Trata-se de um fenômeno comum em contextos de grandes choques, como guerras ou crises econômicas. “O problema é que a pandemia impactou as escolas e o mercado de trabalho”, explicou. “De um lado, atingiu em cheio a entrada de crianças de 7 a 10 anos nas escolas, que perderam muito do contato com os professores e com os espaços educacionais. Eles precisam passar por um processo de reforço. De outro, muitos jovens que terminaram a escola durante a pandemia tiveram uma formação incompleta. Agora, com cerca de 20 anos, eles não conseguem acessar o mercado de trabalho porque não reúnem as competências que as empresas exigem, muito por causa desse gargalo”, completou.

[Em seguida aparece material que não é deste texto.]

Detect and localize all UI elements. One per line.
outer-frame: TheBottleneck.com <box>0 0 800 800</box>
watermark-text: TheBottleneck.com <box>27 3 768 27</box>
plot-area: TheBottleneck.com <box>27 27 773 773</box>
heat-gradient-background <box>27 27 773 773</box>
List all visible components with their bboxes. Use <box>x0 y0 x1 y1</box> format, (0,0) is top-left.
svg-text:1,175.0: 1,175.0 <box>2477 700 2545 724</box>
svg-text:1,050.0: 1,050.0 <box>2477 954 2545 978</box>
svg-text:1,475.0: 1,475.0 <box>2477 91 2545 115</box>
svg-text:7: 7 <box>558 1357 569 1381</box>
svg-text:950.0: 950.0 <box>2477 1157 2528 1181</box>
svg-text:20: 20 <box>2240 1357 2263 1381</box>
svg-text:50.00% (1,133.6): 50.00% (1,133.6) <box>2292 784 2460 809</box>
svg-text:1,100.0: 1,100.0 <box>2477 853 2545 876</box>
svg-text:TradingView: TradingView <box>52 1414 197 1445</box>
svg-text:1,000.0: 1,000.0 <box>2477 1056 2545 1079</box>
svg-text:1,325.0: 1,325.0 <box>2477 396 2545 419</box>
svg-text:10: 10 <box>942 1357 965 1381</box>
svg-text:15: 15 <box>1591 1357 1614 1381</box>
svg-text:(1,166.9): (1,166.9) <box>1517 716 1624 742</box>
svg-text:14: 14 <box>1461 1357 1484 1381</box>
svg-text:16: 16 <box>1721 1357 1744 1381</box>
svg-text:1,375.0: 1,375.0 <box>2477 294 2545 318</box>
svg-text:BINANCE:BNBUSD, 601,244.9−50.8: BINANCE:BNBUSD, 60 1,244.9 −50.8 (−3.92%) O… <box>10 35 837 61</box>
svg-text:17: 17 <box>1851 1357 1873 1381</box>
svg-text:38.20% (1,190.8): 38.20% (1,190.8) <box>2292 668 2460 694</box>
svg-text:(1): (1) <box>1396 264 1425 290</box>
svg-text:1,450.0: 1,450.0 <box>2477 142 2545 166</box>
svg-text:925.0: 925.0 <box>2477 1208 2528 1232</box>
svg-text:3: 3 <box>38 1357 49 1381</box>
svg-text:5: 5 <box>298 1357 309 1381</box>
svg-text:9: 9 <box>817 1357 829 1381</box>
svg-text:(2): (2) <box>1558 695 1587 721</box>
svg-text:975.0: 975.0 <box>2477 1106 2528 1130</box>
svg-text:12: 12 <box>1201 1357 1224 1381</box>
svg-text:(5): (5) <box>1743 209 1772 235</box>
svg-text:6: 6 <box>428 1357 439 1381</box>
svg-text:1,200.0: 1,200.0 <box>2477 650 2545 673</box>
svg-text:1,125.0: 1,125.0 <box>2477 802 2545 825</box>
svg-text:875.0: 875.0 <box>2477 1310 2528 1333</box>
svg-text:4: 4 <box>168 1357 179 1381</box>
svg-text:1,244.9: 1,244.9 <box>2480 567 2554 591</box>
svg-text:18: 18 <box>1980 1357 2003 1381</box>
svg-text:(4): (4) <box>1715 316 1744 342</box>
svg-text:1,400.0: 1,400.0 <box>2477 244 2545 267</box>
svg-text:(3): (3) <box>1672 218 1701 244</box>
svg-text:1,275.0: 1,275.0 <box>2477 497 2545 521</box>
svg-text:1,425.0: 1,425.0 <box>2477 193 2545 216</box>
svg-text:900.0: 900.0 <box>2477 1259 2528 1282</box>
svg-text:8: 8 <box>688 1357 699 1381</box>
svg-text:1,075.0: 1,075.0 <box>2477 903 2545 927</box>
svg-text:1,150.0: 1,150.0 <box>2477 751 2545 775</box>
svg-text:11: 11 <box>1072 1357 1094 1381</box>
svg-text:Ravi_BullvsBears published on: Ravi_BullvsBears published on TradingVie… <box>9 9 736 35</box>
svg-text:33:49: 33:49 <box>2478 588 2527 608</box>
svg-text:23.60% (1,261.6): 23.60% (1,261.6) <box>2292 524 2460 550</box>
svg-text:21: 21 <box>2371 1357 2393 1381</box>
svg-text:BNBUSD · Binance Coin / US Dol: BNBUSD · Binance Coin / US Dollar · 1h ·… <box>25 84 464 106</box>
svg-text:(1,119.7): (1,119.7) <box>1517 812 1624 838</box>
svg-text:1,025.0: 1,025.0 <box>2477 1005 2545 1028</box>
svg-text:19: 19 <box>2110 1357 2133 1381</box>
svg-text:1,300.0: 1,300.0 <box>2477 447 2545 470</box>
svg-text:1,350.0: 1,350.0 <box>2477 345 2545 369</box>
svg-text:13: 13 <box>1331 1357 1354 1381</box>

O economista da FGV também destacou outro problema que deve ser discutido com mais ênfase no debate educacional do País: as métricas de avaliação dos docentes. É fato que os salários estão defasados e devem ser ajustados na medida do possível, mas faltam formas de avaliar os resultados que esses profissionais entregam, refletidos nos desempenhos dos alunos. “Não adianta só aumentar a remuneração. É preciso estimular a produtividade educacional.”

Esse diagnóstico foi corroborado por Paulo Delgado, também membro do conselho da FecomercioSP, que questionou as dificuldades em implementar medidas como essas no Brasil. Ainda segundo Portela, a dificuldade está em como equilibrar os salários de acordo com os níveis profissionais existentes. “É preciso uma estrutura em que haja uma exigência dos docentes em novas habilidades, em que as escolas sejam sensíveis e abertas à pressão do mundo externo para dentro desse espaço. Isso certamente teria impacto sobre sua eficiência”, finalizou.